Last week, it was noted that retrieval of memories is not a neutral process – it’s not a case that we remember something and then file this untouched memory away again.  The present influences our recall of the past, revising pre-existing memories or creating false memories.  The retrieval process is active, not passive.

Now, you would expect that vision is a neutral process; after all, our eyes do the seeing and the brain supplies the meaning.  But the more we understand visual perception, the more the balance shifts towards the brain.  The eyes let the light in and the brain does the rest – it’s more about perception and (as we’ll soon see) perceptions than sensation.  Vision is an active process, not passive.
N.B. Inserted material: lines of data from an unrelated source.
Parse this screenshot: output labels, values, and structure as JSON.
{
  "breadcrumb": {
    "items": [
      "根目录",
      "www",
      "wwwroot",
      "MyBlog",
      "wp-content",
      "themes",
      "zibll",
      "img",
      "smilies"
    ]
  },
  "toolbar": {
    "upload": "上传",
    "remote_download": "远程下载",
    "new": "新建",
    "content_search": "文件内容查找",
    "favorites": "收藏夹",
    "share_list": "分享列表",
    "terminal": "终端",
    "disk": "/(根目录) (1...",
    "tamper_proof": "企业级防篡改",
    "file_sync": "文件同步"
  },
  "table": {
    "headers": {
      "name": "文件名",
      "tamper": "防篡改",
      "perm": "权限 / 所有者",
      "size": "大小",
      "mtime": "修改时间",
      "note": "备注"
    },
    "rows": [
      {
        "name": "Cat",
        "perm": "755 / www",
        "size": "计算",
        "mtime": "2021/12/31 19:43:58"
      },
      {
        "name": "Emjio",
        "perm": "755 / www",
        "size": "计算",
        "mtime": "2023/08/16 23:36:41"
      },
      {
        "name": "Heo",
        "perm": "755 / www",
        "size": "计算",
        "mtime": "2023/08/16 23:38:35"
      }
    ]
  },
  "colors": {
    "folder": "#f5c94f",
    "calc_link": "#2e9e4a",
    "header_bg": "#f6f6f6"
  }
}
In biological terms, this is similar to the difference between diffusion and facilitated osmosis, between slipping through and ‘working’ your way through, between effortless and effortful (ignoring the detail, regular osmosis can be passive).  Diffusion and the two types of osmosis are explained in this short video, perhaps more fascinating than entertaining:

The specific trigger for this post was some recent research that indicated that exposure to gossip affected vision as well as judgement.  As noted, vision transcends sensation and perception is, in one sense, just a subset of perceptions (which can be cognitive as well as sensory).  Images with negative information were given preference (by the brain) if this information (gossip) was socially relevant, that is, it allowed users to pass judgement.  Negative but socially irrelevant information (e.g. broke their leg) did not attract preferential treatment.  Can you imagine why we subconsciously direct our visual attention more to those associated with socially negative information?

But there’s a broader issue at play here, with implications for experiential learning and behavioural change.  Perhaps novices operate more as diffusers, ‘allowing’ information in and out with little effort or control and unable to operate strategically.  Gaining experience can be seen as a way to shift from passive to active, to move from externally controlled (or pushed around) to internally controlling (or effectively self managing).

Diffuse or osmotic applies at the cellular level and can be used as ways to describe (in a non-technical sense) vision and memory processing.  In the labyrinthine ‘world’ of experiential learning and behavioural change, can you connect these concepts, and the shift from one to the other, to effortful practice and self management?  Is it ever possible to simply slip through to success or do you always have to work your way through the challenges?